Ele se posiciona contra as negociações com a ANP e o desmantelamento de assentamentos judeus, e rejeita qualquer negociação envolvendo a divisão de Jerusalém, como querem os palestinos. Ele próprio é morador de uma colônia na Cisjordânia, e pode ser considerado o grande ícone do impasse que vem colocando em xeque as relações entre os governos do premier Benjamin Netanyahu e do presidente americano Barack Obama: muitas palavras de estímulo e boa vontade, mas nenhuma ação ou disposição prática para desocupar as terras palestinas na Cisjordânia e retomar o processo de paz.

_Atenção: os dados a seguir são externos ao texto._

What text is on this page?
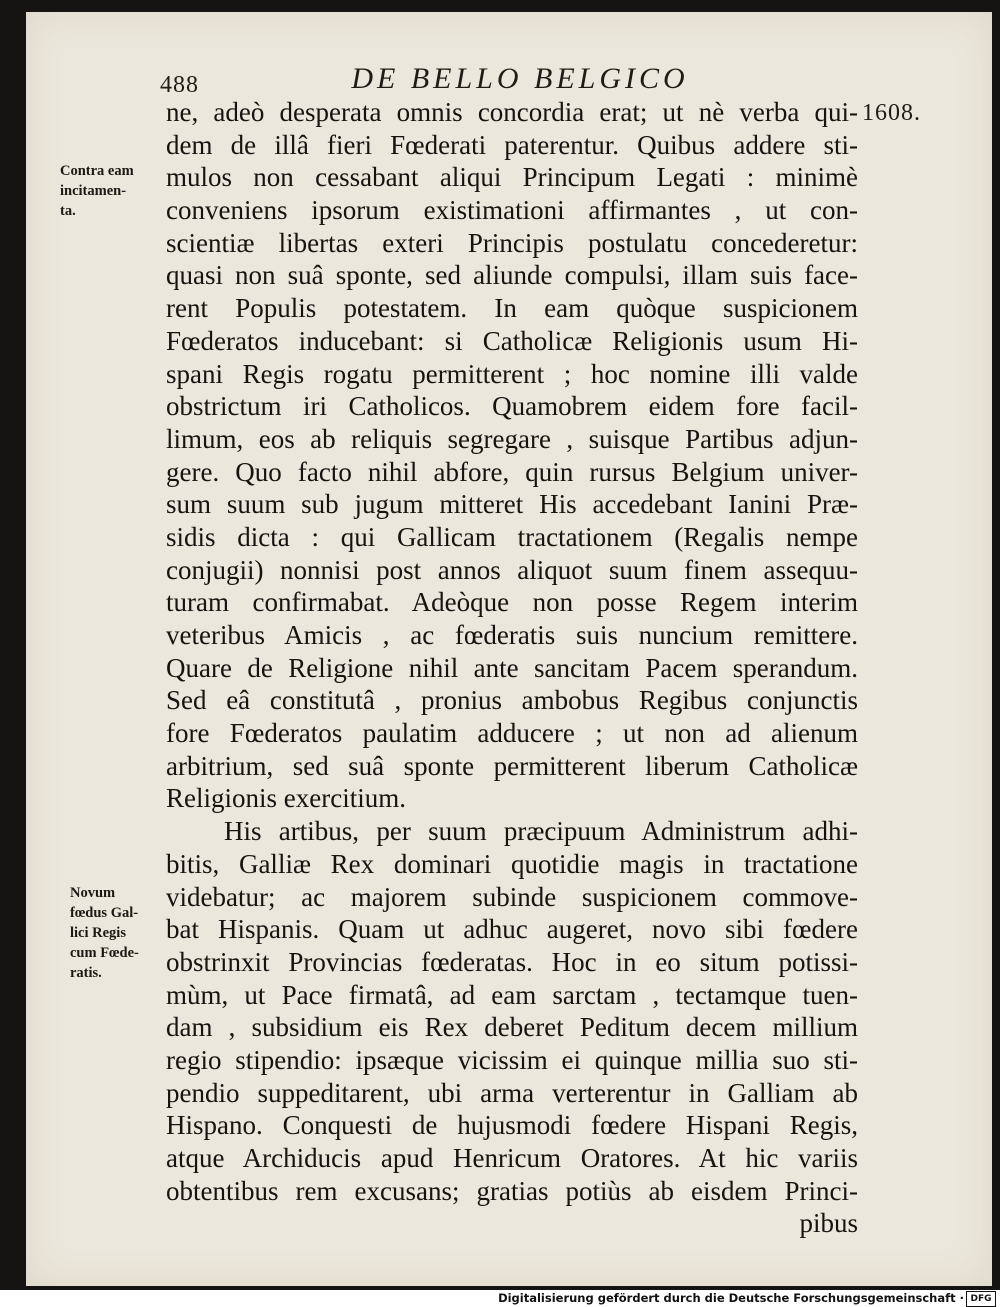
488	DE BELLO BELGICO
1608.
Contra eam
incitamen-
ta.
Novum
fœdus Gal-
lici Regis
cum Fœde-
ratis.
ne, adeò desperata omnis concordia erat; ut nè verba qui-
dem de illâ fieri Fœderati paterentur. Quibus addere sti-
mulos non cessabant aliqui Principum Legati : minimè
conveniens ipsorum existimationi affirmantes , ut con-
scientiæ libertas exteri Principis postulatu concederetur:
quasi non suâ sponte, sed aliunde compulsi, illam suis face-
rent Populis potestatem. In eam quòque suspicionem
Fœderatos inducebant: si Catholicæ Religionis usum Hi-
spani Regis rogatu permitterent ; hoc nomine illi valde
obstrictum iri Catholicos. Quamobrem eidem fore facil-
limum, eos ab reliquis segregare , suisque Partibus adjun-
gere. Quo facto nihil abfore, quin rursus Belgium univer-
sum suum sub jugum mitteret His accedebant Ianini Præ-
sidis dicta : qui Gallicam tractationem (Regalis nempe
conjugii) nonnisi post annos aliquot suum finem assequu-
turam confirmabat. Adeòque non posse Regem interim
veteribus Amicis , ac fœderatis suis nuncium remittere.
Quare de Religione nihil ante sancitam Pacem sperandum.
Sed eâ constitutâ , pronius ambobus Regibus conjunctis
fore Fœderatos paulatim adducere ; ut non ad alienum
arbitrium, sed suâ sponte permitterent liberum Catholicæ
Religionis exercitium.
His artibus, per suum præcipuum Administrum adhi-
bitis, Galliæ Rex dominari quotidie magis in tractatione
videbatur; ac majorem subinde suspicionem commove-
bat Hispanis. Quam ut adhuc augeret, novo sibi fœdere
obstrinxit Provincias fœderatas. Hoc in eo situm potissi-
mùm, ut Pace firmatâ, ad eam sarctam , tectamque tuen-
dam , subsidium eis Rex deberet Peditum decem millium
regio stipendio: ipsæque vicissim ei quinque millia suo sti-
pendio suppeditarent, ubi arma verterentur in Galliam ab
Hispano. Conquesti de hujusmodi fœdere Hispani Regis,
atque Archiducis apud Henricum Oratores. At hic variis
obtentibus rem excusans; gratias potiùs ab eisdem Princi-
pibus
Digitalisierung gefördert durch die Deutsche Forschungsgemeinschaft · DFG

Dono de uma imagem bastante negativa nos EUA e na Europa desde que assumiu o Ministério do Exterior, o chanceler já protagonizou algumas situações constrangedoras. Em visita a Paris, o colega francês, Bernard Kouchner, optou por não realizar uma coletiva de imprensa após a reunião com o israelense. Na Alemanha, ele foi recebido num restaurante pelo chanceler, Frank-Walter Stenmeier. Na viagem a Washington, ao contrário do premier Netanyahu e do ministro da Defesa, Ehud Barak, Lieberman foi a única figura do primeiro escalão israelense a não ser recebida no Salão Oval por Obama. Recentemente foi a vez do presidente francês, Nicolas Sarkozy, quebrar o protocolo e sugerir a Netanyahu que "se livrasse" de seu chanceler. Sarkozy teria comparado Lieberman ao político de extrema-direita francês Jean-Marie Le Pen.

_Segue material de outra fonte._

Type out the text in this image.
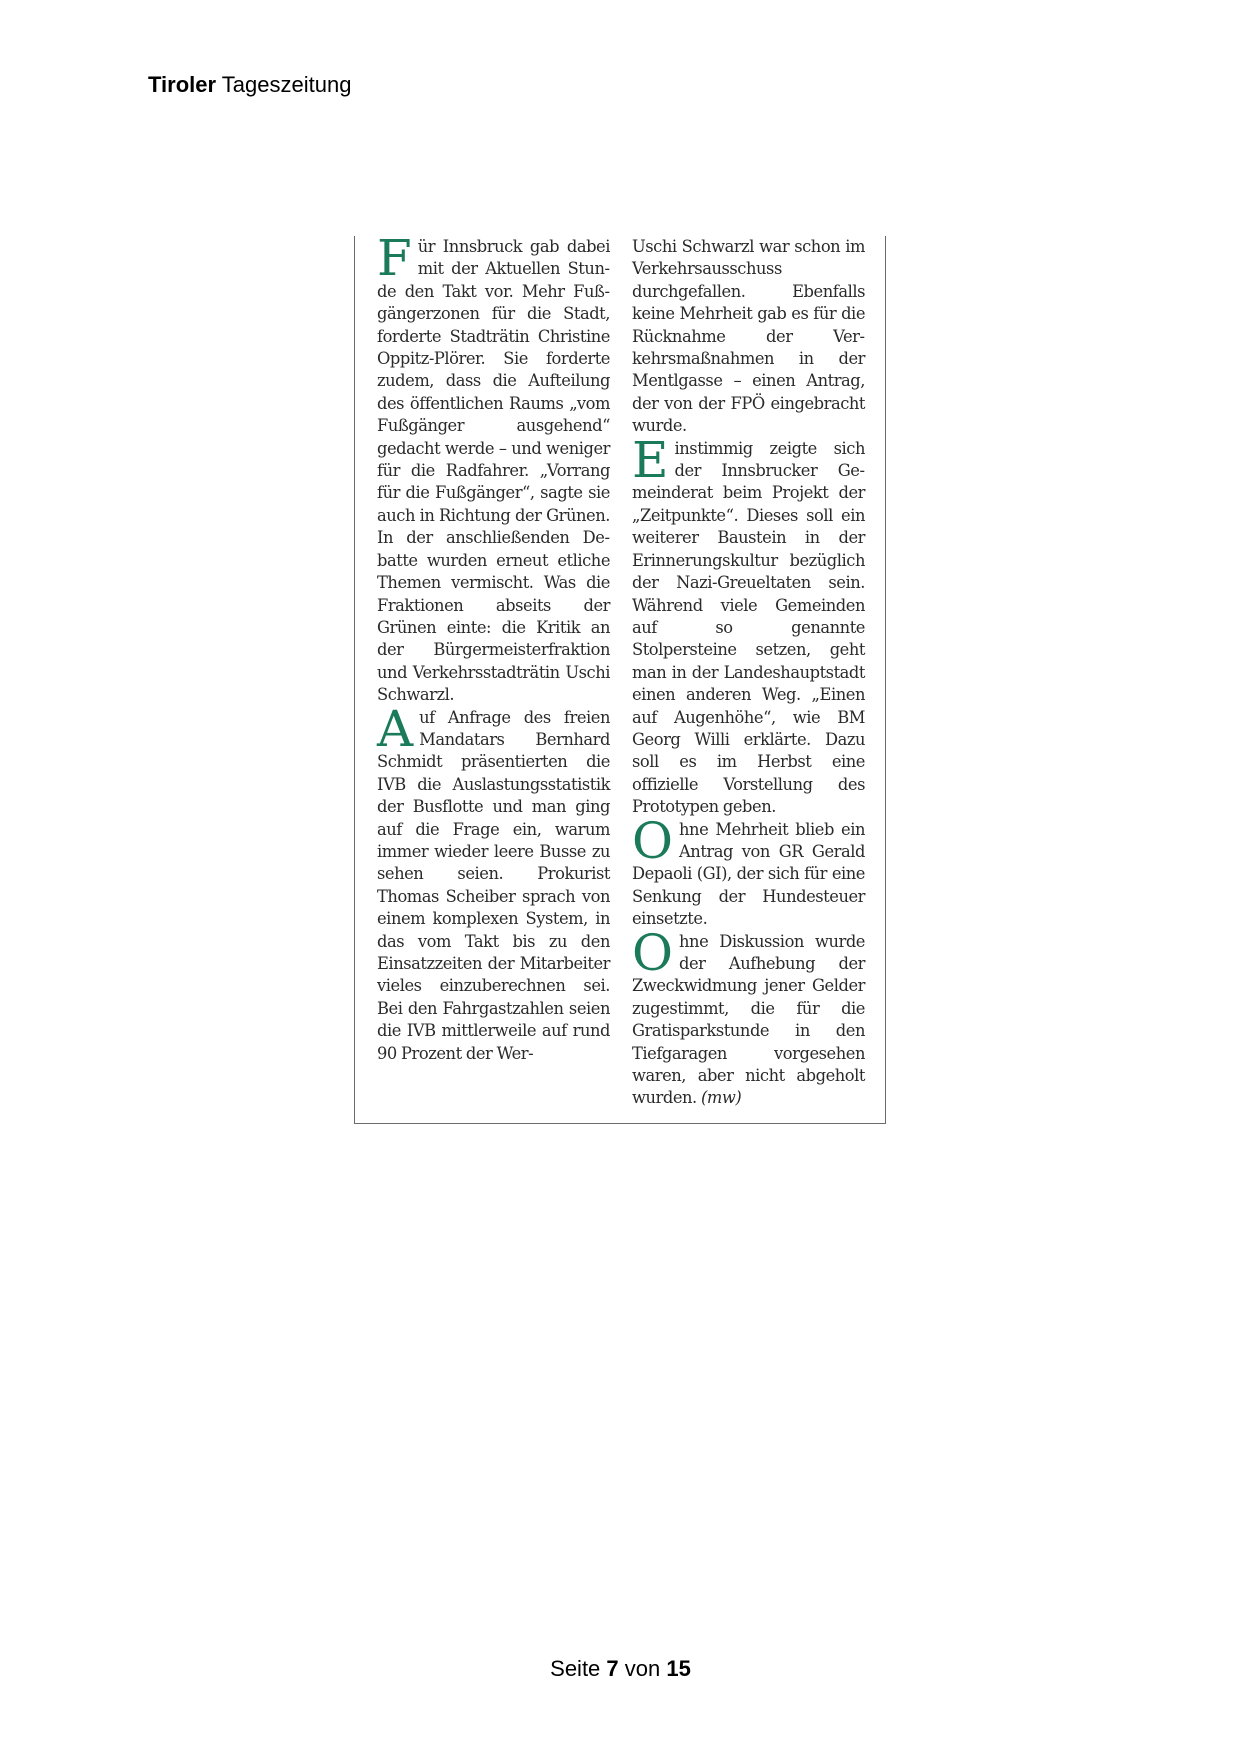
Tiroler Tageszeitung

Für Innsbruck gab dabei mit der Aktuellen Stunde den Takt vor. Mehr Fußgängerzonen für die Stadt, forderte Stadträtin Christine Oppitz-Plörer. Sie forderte zudem, dass die Aufteilung des öffentlichen Raums „vom Fußgänger ausgehend“ gedacht werde – und weniger für die Radfahrer. „Vorrang für die Fußgänger“, sagte sie auch in Richtung der Grünen. In der anschließenden Debatte wurden erneut etliche Themen vermischt. Was die Fraktionen abseits der Grünen einte: die Kritik an der Bürgermeisterfraktion und Verkehrsstadträtin Uschi Schwarzl.

Auf Anfrage des freien Mandatars Bernhard Schmidt präsentierten die IVB die Auslastungsstatistik der Busflotte und man ging auf die Frage ein, warum immer wieder leere Busse zu sehen seien. Prokurist Thomas Scheiber sprach von einem komplexen System, in das vom Takt bis zu den Einsatzzeiten der Mitarbeiter vieles einzuberechnen sei. Bei den Fahrgastzahlen seien die IVB mittlerweile auf rund 90 Prozent der Wer-

Uschi Schwarzl war schon im Verkehrsausschuss durchgefallen. Ebenfalls keine Mehrheit gab es für die Rücknahme der Verkehrsmaßnahmen in der Mentlgasse – einen Antrag, der von der FPÖ eingebracht wurde.

Einstimmig zeigte sich der Innsbrucker Gemeinderat beim Projekt der „Zeitpunkte“. Dieses soll ein weiterer Baustein in der Erinnerungskultur bezüglich der Nazi-Greueltaten sein. Während viele Gemeinden auf so genannte Stolpersteine setzen, geht man in der Landeshauptstadt einen anderen Weg. „Einen auf Augenhöhe“, wie BM Georg Willi erklärte. Dazu soll es im Herbst eine offizielle Vorstellung des Prototypen geben.

Ohne Mehrheit blieb ein Antrag von GR Gerald Depaoli (GI), der sich für eine Senkung der Hundesteuer einsetzte.

Ohne Diskussion wurde der Aufhebung der Zweckwidmung jener Gelder zugestimmt, die für die Gratisparkstunde in den Tiefgaragen vorgesehen waren, aber nicht abgeholt wurden. (mw)

Seite 7 von 15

Brasil deve manter posição de neutralidade

Em Brasília, mesmo sob críticas, o governo brasileiro decidiu manter a neutralidade em relação às duas controvertidas visitas ao Brasil. Em ambos os contatos, as autoridades brasileiras têm como orientação do Palácio do Planalto e do Itamaraty defenderem o diálogo e a resolução de conflitos pela paz.

Sobre Ahmadinejad, a visita para vir ao país continua de pé, afirmam os diplomatas.

- Falta apenas ele dizer quando vem, para que as agendas sejam compatibilizadas - disse uma fonte do Itamaraty.

Já a visita do chanceler israelense ocorrerá por iniciativa do governo de Israel. Segundo fontes da diplomacia israelense, o chanceler vem preparar a visita do presidente Shimon Peres ao Brasil, prevista para novembro, e também dizer a Lula e a Amorim que existe a determinação do país de valorizar mais a importância do Brasil junto à comunidade internacional.

O que será música para os ouvidos de Lula é que Israel considera que o Brasil teria papel de destaque num acordo de paz no Oriente Médio, envolvendo os palestinos. Esse projeto vem sendo articulado não apenas com os israelenses, mas também com os demais países da região.